Stop dreaming, and start believing. You can write that book you’ve been thinking about for so long. It’ll be your chance to pass on your thoughts to family, friends and maybe even the wider world.
It doesn’t matter how much, or how little, writing you’ve done in the past. Everyone, from J.K Rowling to Snoopy, starts with a clean sheet at the beginning of every project.
Blank pages can be scary, but I’ll show you how to get around that problem. It was the least of my worries when I started my writing career. When I decided to write my first book, I didn’t have a computer (I bought one with my first royalty cheque). I wrote longhand, then typed up my notes on a borrowed laptop.
At that time, I didn’t have any contacts or friends in the writing world, either. Breaking into the charmed circle of people who wrote felt like an impossible task. There were loads of reviews of high-brow literature in the newspapers, on TV and radio, but it was hard to find any information on writing for fun and personal satisfaction.

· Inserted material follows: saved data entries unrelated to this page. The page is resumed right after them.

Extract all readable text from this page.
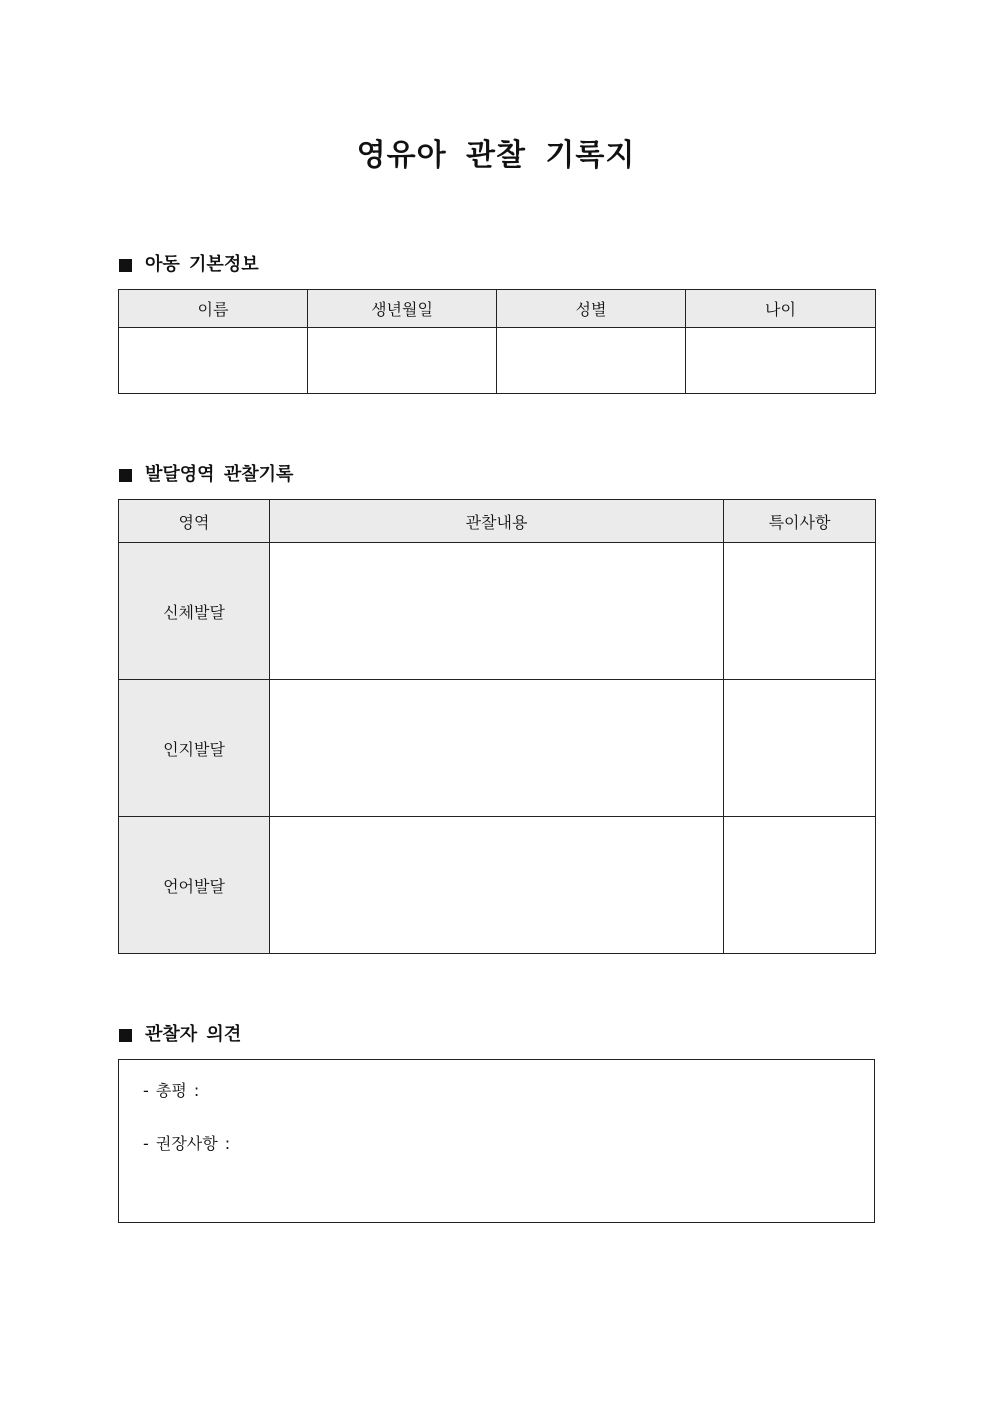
영유아 관찰 기록지
아동 기본정보
이름	생년월일	성별	나이

발달영역 관찰기록
영역	관찰내용	특이사항
신체발달		
인지발달		
언어발달		
관찰자 의견
- 총평 :
- 권장사항 :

When you start out as a writer, you need details at your fingertips. Over the next few weeks I’ll be passing on all the hints and tips I’ve gathered during my career as a prize-winning, multi-million selling author.

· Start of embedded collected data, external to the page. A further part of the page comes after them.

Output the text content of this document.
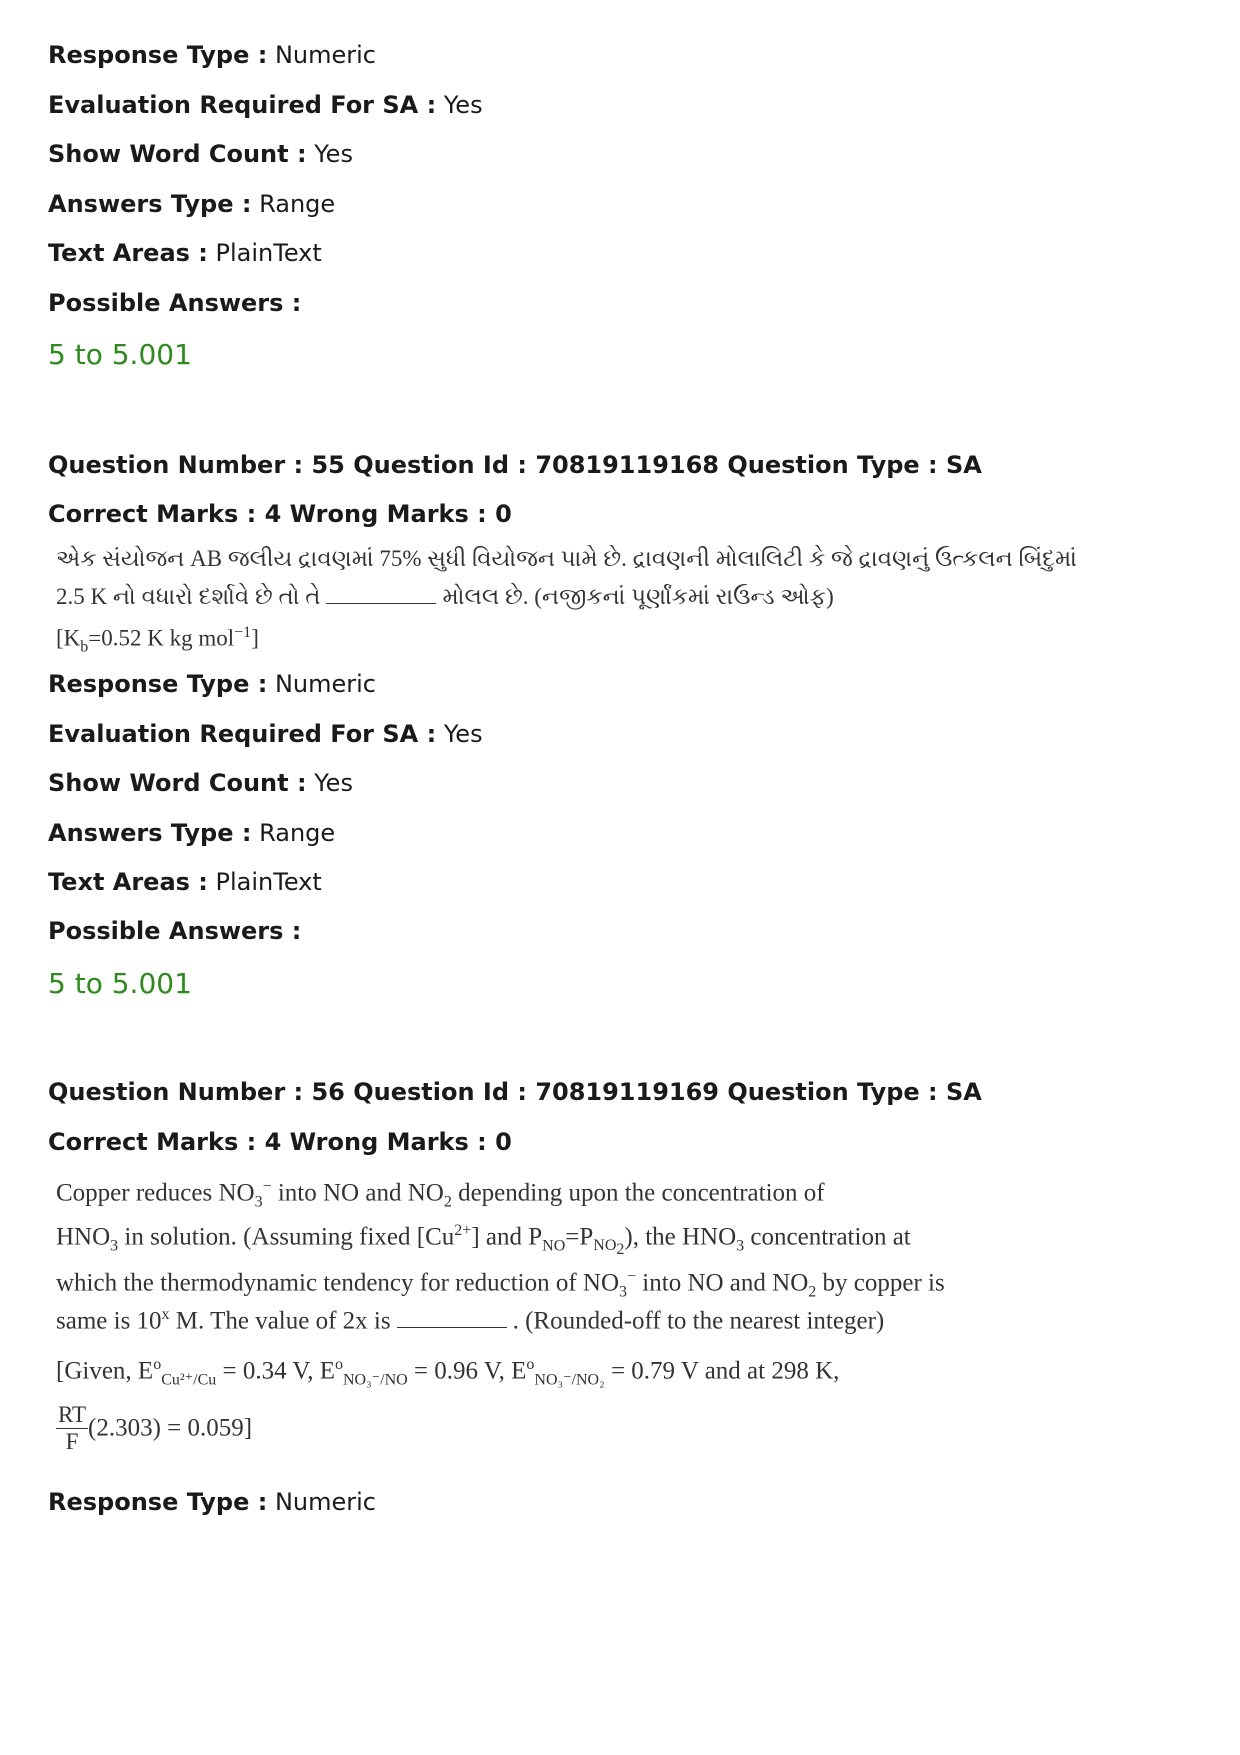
Response Type : Numeric
Evaluation Required For SA : Yes
Show Word Count : Yes
Answers Type : Range
Text Areas : PlainText
Possible Answers :
5 to 5.001
Question Number : 55 Question Id : 70819119168 Question Type : SA
Correct Marks : 4 Wrong Marks : 0
એક સંયોજન AB જલીય દ્રાવણમાં 75% સુધી વિયોજન પામે છે. દ્રાવણની મોલાલિટી કે જે દ્રાવણનું ઉત્કલન બિંદુમાં
2.5 K નો વધારો દર્શાવે છે તો તે	મોલલ છે. (નજીકનાં પૂર્ણાંકમાં રાઉન્ડ ઓફ)
[$K_b=0.52$ K kg mol$^{-1}$]
Response Type : Numeric
Evaluation Required For SA : Yes
Show Word Count : Yes
Answers Type : Range
Text Areas : PlainText
Possible Answers :
5 to 5.001
Question Number : 56 Question Id : 70819119169 Question Type : SA
Correct Marks : 4 Wrong Marks : 0
Copper reduces $NO_3^-$ into NO and $NO_2$ depending upon the concentration of
$HNO_3$ in solution. (Assuming fixed $[Cu^{2+}]$ and $P_{NO}=P_{NO_2}$), the $HNO_3$ concentration at
which the thermodynamic tendency for reduction of $NO_3^-$ into NO and $NO_2$ by copper is
same is 10$^x$ M. The value of 2x is	. (Rounded-off to the nearest integer)
[Given, $E^o_{Cu^{2+}/Cu} = 0.34$ V, $E^o_{NO_3^-/NO} = 0.96$ V, $E^o_{NO_3^-/NO_2} = 0.79$ V and at 298 K,
$\frac{RT}{F} (2.303) = 0.059$]
Response Type : Numeric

Writing is a great hobby. It’s never been easier to see your name in print, and who knows— you may even make some money!
My books are on sale all over the world, and my work has been translated into more than twenty different languages. I’ve learned a lot on my way to becoming an author. Now I’m passing that information on to you. Follow this blog to discover the whole story.
Once you start writing, your only problem will be knowing when to stop. When I talk to groups about my work, the one question guaranteed to turn up in the question-and-answer session at the end is “where do you get your ideas?” That’s easy— everywhere!
Local newspapers and online media are always rich sources of ideas. Clip, or cut and paste ideas, and keep them catalogued in a file (real or virtual). You never know when some snippet might come in useful. Check lists of anniversaries—there’s always something quirky to discover.
When you’re a writer, you can never be fed up or bored for long. I wrote His Majesty’s Secret Passion when I was so sick of an endless, gloomy winter that I wanted to escape to somewhere hot, sunny and romantic. His Majesty’s Secret Passion let me do that, and I had the pleasure of seeing my story come to life in print, too!
Listen in on conversations during your crowded commute (carefully, of course) to find inspiration. Make discreet notes on your phone, or carry a notebook with you.
Talk to people. There’s one thing everyone is an expert in, and that’s themselves. Ask your parents and grandparents for their memories. Life has changed out of all recognition in only a dozen years or so. Don’t let their memories vanish. With their permission, make a recording of their thoughts. You can type it up later, as I used to, or investigate a transcription system like Dragon Dictate. You’ll be creating perfect first-hand sources of research. Even if you don’t fancy yourself as an historical novelist, your archive could help others in the future.
Always keep a notepad by your bed, to capture those thoughts that wake you up in the middle of the night (you’ll never remember them otherwise. Trust me. I’ve been there).
Now it’s over to you—what are you going to write about?